IMDが発表する世界競争力ランキング2024 で、日本は38位とまた順位を下げた。課題は「ビジネスの効率性」が低いこと。その大きな要因は、「経営のアジリティ」が低いことにある。DBICが発足してからランキングを注視しているが、日本の低迷・ビジネスのアジリティの問題は変わらない。改善の傾向がみられない。 日本企業がアジリティの改善に努力をしているのかどうか、私には情報がない。しかし、日本企業の中でもっと「アジリティの改善」に関する議論がなされてもいいと思うのだが、それも聞こえてこない。IMDが毎年警鐘を鳴らしてくれているのに、なぜ日本企業は反応しないのだろうか。

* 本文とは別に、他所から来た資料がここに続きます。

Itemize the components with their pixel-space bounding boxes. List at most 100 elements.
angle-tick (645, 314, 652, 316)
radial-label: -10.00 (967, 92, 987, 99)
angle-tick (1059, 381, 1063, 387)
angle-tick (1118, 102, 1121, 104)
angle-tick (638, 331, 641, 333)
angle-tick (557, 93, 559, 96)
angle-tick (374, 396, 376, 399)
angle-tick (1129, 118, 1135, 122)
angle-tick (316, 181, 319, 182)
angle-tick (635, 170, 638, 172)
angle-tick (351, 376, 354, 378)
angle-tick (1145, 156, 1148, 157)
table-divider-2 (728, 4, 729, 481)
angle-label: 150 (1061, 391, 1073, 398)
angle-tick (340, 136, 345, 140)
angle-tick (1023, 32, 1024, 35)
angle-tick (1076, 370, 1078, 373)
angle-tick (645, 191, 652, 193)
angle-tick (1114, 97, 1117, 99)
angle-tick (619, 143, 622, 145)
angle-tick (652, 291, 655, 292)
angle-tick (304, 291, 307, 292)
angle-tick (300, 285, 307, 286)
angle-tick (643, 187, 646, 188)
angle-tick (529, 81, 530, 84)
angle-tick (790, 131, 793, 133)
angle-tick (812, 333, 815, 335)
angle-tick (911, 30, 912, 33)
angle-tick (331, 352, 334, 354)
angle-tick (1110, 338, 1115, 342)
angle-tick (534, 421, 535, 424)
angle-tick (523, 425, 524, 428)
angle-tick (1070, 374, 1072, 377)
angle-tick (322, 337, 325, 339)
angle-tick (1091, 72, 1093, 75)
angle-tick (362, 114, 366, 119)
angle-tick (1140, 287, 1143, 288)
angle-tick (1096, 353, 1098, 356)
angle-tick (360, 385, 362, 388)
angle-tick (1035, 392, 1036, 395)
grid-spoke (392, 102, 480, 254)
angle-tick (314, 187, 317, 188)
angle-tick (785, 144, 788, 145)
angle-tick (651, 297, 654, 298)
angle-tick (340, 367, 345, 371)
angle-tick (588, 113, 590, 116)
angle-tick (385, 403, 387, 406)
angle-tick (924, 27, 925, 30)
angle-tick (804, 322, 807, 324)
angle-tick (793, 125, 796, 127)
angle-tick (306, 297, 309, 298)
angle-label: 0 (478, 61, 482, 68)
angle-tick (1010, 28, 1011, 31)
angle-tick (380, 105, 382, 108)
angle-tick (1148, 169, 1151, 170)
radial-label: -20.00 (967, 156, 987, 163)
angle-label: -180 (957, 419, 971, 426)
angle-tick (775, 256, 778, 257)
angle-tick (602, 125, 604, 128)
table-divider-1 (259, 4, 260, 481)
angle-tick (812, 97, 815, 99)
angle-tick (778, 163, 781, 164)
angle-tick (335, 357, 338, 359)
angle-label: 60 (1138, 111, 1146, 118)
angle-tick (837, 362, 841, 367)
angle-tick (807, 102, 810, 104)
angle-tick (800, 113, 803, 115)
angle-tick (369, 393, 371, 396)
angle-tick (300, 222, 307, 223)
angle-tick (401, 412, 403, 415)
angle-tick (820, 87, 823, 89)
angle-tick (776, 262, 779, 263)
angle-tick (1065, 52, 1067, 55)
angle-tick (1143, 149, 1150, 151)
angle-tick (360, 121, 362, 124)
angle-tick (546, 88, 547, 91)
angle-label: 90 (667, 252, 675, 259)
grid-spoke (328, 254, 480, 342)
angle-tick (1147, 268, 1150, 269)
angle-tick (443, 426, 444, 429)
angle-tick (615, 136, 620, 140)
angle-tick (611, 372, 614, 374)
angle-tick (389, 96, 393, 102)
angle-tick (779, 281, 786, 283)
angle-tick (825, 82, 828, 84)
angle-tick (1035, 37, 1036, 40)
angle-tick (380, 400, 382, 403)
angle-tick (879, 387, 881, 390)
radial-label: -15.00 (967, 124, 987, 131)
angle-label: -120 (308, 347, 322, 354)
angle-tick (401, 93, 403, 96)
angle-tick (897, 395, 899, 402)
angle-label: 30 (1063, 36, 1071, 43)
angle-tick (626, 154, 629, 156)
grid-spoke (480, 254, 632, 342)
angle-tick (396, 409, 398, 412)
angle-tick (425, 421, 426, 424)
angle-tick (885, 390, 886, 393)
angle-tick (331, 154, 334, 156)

IMDの競争力調査に対し、日本企業の経営幹部がアジリティについて「低い」と回答しているにもかかわらず、改善の議論が盛り上がらない理由を考えてみた。 6月25日のこのコラムで「日本は現場にベテランがいる 世界は本社にプロがいる」 を書いた。この中で、ビジネス哲学の日本と世界の違いを指摘している。
「ビジネス活動の哲学」そのものが、日本と世界は大きく異なっている。日本は、「強い現場に依存する」哲学で、各現場がカイゼンを繰り返すことで成長するとする考え方。世界は、本社が業務プロセスから組織分担まで各組織に介入し、全体最適を目指すとする考え方だ。従って、日本は「現場の人が頑張る」以外の選択肢を考えたことがない。

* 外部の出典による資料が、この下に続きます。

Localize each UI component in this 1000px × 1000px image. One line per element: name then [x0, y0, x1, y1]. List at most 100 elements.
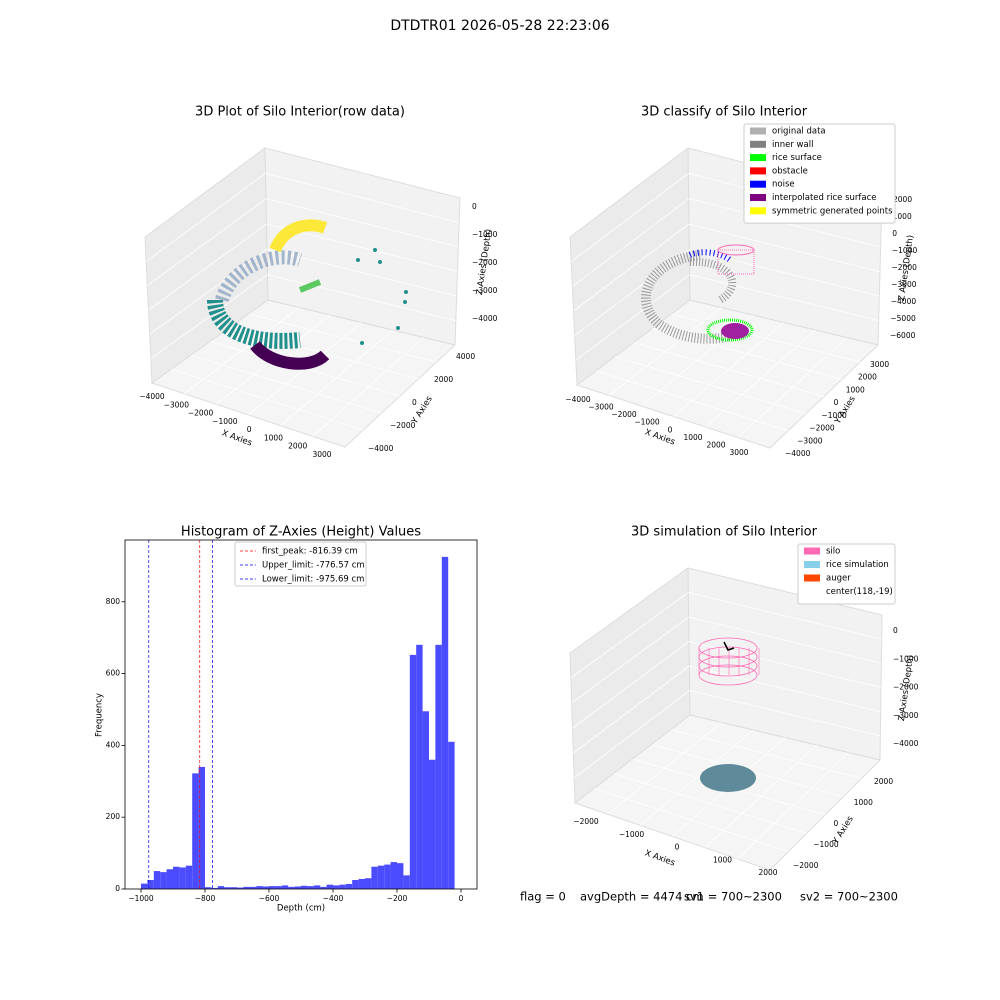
x-tick-label: 3000: [729, 448, 748, 457]
legend-label: obstacle: [772, 166, 808, 176]
bar: [409, 654, 417, 889]
status-text: flag = 0: [520, 890, 566, 904]
bar: [301, 885, 308, 889]
bar: [173, 866, 180, 889]
z-tick-label: −4000: [891, 297, 917, 306]
x-tick-label: −1000: [634, 418, 660, 427]
legend-swatch: [750, 167, 766, 175]
panel-title: Histogram of Z-Axies (Height) Values: [181, 525, 421, 540]
bar: [237, 887, 244, 889]
pane-grid: [572, 641, 690, 729]
point-cloud: [640, 250, 748, 344]
bar: [397, 863, 404, 889]
z-tick-label: 1000: [893, 212, 912, 221]
point-cloud: [215, 250, 303, 303]
pane-grid: [570, 592, 689, 679]
pane-grid: [147, 198, 267, 286]
x-tick-label: −2000: [188, 409, 214, 418]
y-tick-label: 0: [834, 819, 839, 828]
y-tick-label: −2000: [390, 421, 416, 430]
pane-grid: [573, 690, 690, 779]
pane-grid: [267, 274, 456, 321]
bar: [192, 773, 199, 889]
silo-wireframe: [698, 637, 758, 659]
legend-swatch: [750, 207, 766, 215]
point-cloud: [688, 249, 732, 263]
bar: [166, 869, 173, 889]
bar: [313, 885, 321, 889]
bar: [429, 759, 436, 889]
bar: [198, 766, 205, 889]
bar: [153, 871, 161, 889]
pane-grid: [573, 223, 690, 312]
bar: [377, 865, 385, 889]
z-tick-label: −2000: [892, 263, 918, 272]
pane-grid: [573, 665, 690, 754]
z-tick-label: −1000: [893, 654, 919, 663]
legend-label: Lower_limit: -975.69 cm: [262, 575, 364, 585]
y-tick-label: 0: [115, 884, 120, 893]
interpolated-surface: [721, 323, 749, 339]
bar: [211, 887, 218, 889]
plot-frame: [124, 539, 478, 890]
bar: [141, 883, 148, 889]
x-tick-label: −3000: [164, 400, 190, 409]
point-cloud: [689, 257, 737, 304]
x-tick-label: −1000: [128, 894, 154, 903]
y-tick-label: −3000: [797, 436, 823, 445]
pane-grid: [574, 249, 690, 336]
x-tick-label: −4000: [139, 392, 165, 401]
pane-grid: [575, 274, 690, 361]
x-tick-label: −3000: [588, 403, 614, 412]
point-cloud: [269, 219, 328, 253]
x-tick-label: −400: [323, 894, 344, 903]
bar: [307, 886, 314, 889]
bar: [262, 886, 269, 889]
bar: [326, 884, 333, 889]
figure-title: DTDTR01 2026-05-28 22:23:06: [390, 18, 609, 34]
z-tick-label: −5000: [890, 314, 916, 323]
legend-label: rice surface: [772, 153, 822, 163]
y-tick-label: 1000: [854, 798, 873, 807]
bar: [288, 886, 295, 889]
x-tick-label: 1000: [683, 433, 702, 442]
legend-swatch: [750, 194, 766, 201]
pane-grid: [689, 274, 879, 321]
legend-box: [743, 123, 896, 224]
silo-wireframe: [698, 664, 758, 686]
bar: [294, 886, 301, 889]
pane-grid: [671, 313, 861, 363]
z-tick-label: 2000: [893, 195, 912, 204]
bar: [384, 864, 391, 889]
x-tick-label: 0: [247, 425, 252, 434]
y-tick-label: 4000: [456, 352, 475, 361]
y-tick-label: −4000: [785, 449, 811, 458]
z-tick-label: −3000: [893, 711, 919, 720]
legend-label: symmetric generated points: [772, 206, 893, 216]
x-tick-label: 2000: [288, 442, 307, 451]
point-cloud: [250, 340, 330, 370]
point: [404, 290, 408, 294]
y-tick-label: 0: [834, 398, 839, 407]
bar: [441, 556, 449, 889]
x-tick-label: −1000: [619, 830, 645, 839]
point: [396, 326, 400, 330]
bar: [339, 884, 346, 889]
pane-grid: [265, 172, 460, 223]
bar: [160, 872, 167, 889]
x-tick-label: 3000: [312, 450, 331, 459]
bar: [230, 887, 237, 889]
x-tick-label: −200: [387, 894, 408, 903]
status-text: sv1 = 700~2300: [684, 890, 782, 904]
y-tick-label: 0: [412, 398, 417, 407]
z-tick-label: 0: [893, 626, 898, 635]
point: [403, 300, 407, 304]
bar: [390, 862, 397, 889]
point-cloud: [298, 279, 322, 293]
y-tick-label: 2000: [434, 375, 453, 384]
bar: [448, 741, 455, 889]
bar: [205, 887, 212, 889]
z-tick-label: −1000: [472, 230, 498, 239]
bar: [352, 880, 359, 889]
legend-label: interpolated rice surface: [772, 193, 877, 203]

この哲学の違いが、アジリティの低さにも出ているのではないかと私は推測する。アジリティというのは、「マーケットや様々な状況を敏感にキャッチしたうえで、全体最適の観点で本社が経営戦略を大きく変化させること」と解釈すれば、日本企業の「現場依存型」は全く正反対の経営だと理解できる。本社は現場に介入しない経営なのだから、アジリティは各現場の範囲の中での小さなテーマでしかないわけだ。現場は、自分の組織の中での改善だけを考える集団であり、例えば、自組織の撤退など起案することなどありえない。 もし、これが理由だとすると、これをひっくり返してアジリティが高い経営にすることは経営哲学の変革を伴うわけで、相当難度が高いと思われる。議論が盛り上がらない事情も推測できる。

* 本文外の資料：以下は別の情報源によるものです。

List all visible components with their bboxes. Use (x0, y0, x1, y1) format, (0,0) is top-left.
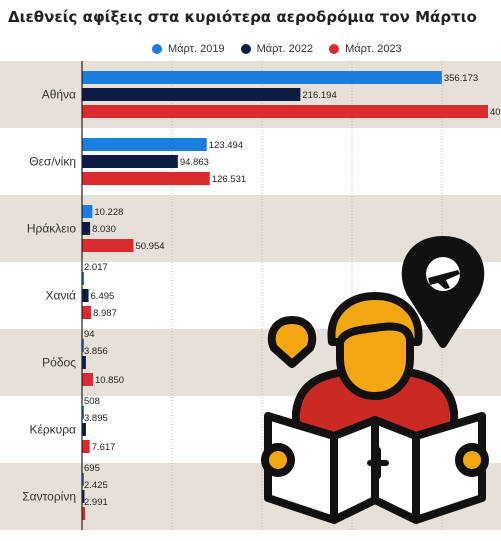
bar-value-label: 7.617 (92, 442, 116, 453)
category-label: Ρόδος (42, 356, 76, 370)
bar (82, 222, 91, 235)
legend-dot-2019 (152, 44, 162, 54)
legend-label-2019: Μάρτ. 2019 (168, 43, 225, 55)
legend-dot-2022 (240, 44, 251, 54)
category-label: Χανιά (45, 289, 76, 303)
bar-value-label: 2.425 (84, 480, 108, 491)
bar-value-label: 356.173 (444, 73, 478, 84)
category-label: Σαντορίνη (22, 490, 76, 504)
bar-value-label: 401.893 (490, 107, 501, 118)
category-label: Θεσ/νίκη (29, 155, 76, 169)
bar-value-label: 8.987 (93, 308, 117, 319)
bar (82, 373, 93, 386)
bar-value-label: 94.863 (180, 157, 209, 168)
bar-value-label: 508 (84, 396, 100, 407)
bar (82, 423, 86, 436)
bar (82, 490, 85, 503)
bar-value-label: 695 (84, 463, 100, 474)
bar-value-label: 3.856 (84, 346, 108, 357)
bar-value-label: 94 (84, 329, 95, 340)
chart-legend: Μάρτ. 2019 Μάρτ. 2022 Μάρτ. 2023 (152, 41, 402, 57)
category-label: Ηράκλειο (27, 222, 76, 236)
bar (82, 406, 84, 419)
bar (82, 356, 86, 369)
legend-label-2022: Μάρτ. 2022 (256, 43, 314, 55)
bar-value-label: 50.954 (135, 241, 164, 252)
bar (82, 289, 89, 302)
legend-item-2022: Μάρτ. 2022 (240, 43, 314, 55)
legend-item-2019: Μάρτ. 2019 (152, 43, 225, 55)
legend-label-2023: Μάρτ. 2023 (345, 43, 402, 55)
legend-item-2023: Μάρτ. 2023 (329, 43, 402, 55)
bar-value-label: 6.495 (91, 291, 115, 302)
bar-value-label: 2.991 (84, 497, 108, 508)
bar (82, 172, 210, 185)
legend-dot-2023 (329, 44, 340, 54)
bar (82, 205, 93, 218)
bar-value-label: 3.895 (84, 413, 108, 424)
bar (82, 71, 442, 84)
bar (82, 306, 92, 319)
bar (82, 88, 301, 101)
bar (82, 507, 86, 520)
bar (82, 138, 207, 151)
bar-value-label: 2.017 (84, 262, 108, 273)
bar-value-label: 10.228 (94, 207, 123, 218)
chart-title: Διεθνείς αφίξεις στα κυριότερα αεροδρόμι… (8, 8, 477, 26)
bar-value-label: 10.850 (95, 375, 124, 386)
bar-value-label: 8.030 (92, 224, 116, 235)
bar (82, 105, 488, 118)
category-label: Αθήνα (42, 88, 76, 102)
bar (82, 239, 134, 252)
bar (82, 440, 90, 453)
bar-value-label: 216.194 (302, 90, 336, 101)
bar-value-label: 126.531 (212, 174, 246, 185)
bar (82, 339, 84, 352)
bar-value-label: 123.494 (209, 140, 243, 151)
bar (82, 272, 85, 285)
bar (82, 473, 84, 486)
category-label: Κέρκυρα (29, 423, 76, 437)
bar (82, 155, 178, 168)
traveler-with-map-and-location-pins-icon (261, 236, 489, 524)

自動車産業で、EV化・ソフトウエア化への変革が求められ、他の産業では、中国マーケットの突然の変化に合わせた機敏な経営が求められるなど、「現場依存型経営」の限界を感じることが多い。 欧米では、本社主導の「アジリティ経営」が当たり前に行われているが故に、欧米の経営学者はことさらに「アジリティ経営」を語らない。従って、日本人の我々が自分たちの意志で、欧米の「アジリティ経営」の実情をもっと深く学ぶ必要がある。全体最適を目指す意思決定とはどういうものか、誰がその企画をしているのか、その人材はどのように育成しているのか、各事業部門と本社との関係はどうなっているのか、役員の権限はどうなっているのか、取引先との関係はどうなっているのか、などなど、学びたいことがたくさんある。 もちろん日本の「現場依存型」にもメリットがあることは間違いない。ただ、日本企業だけの特殊な経営方式のままで世界と伍していけるのか、それを深く考え、改革をするのかどうかを経営者が判断するしかないだろう。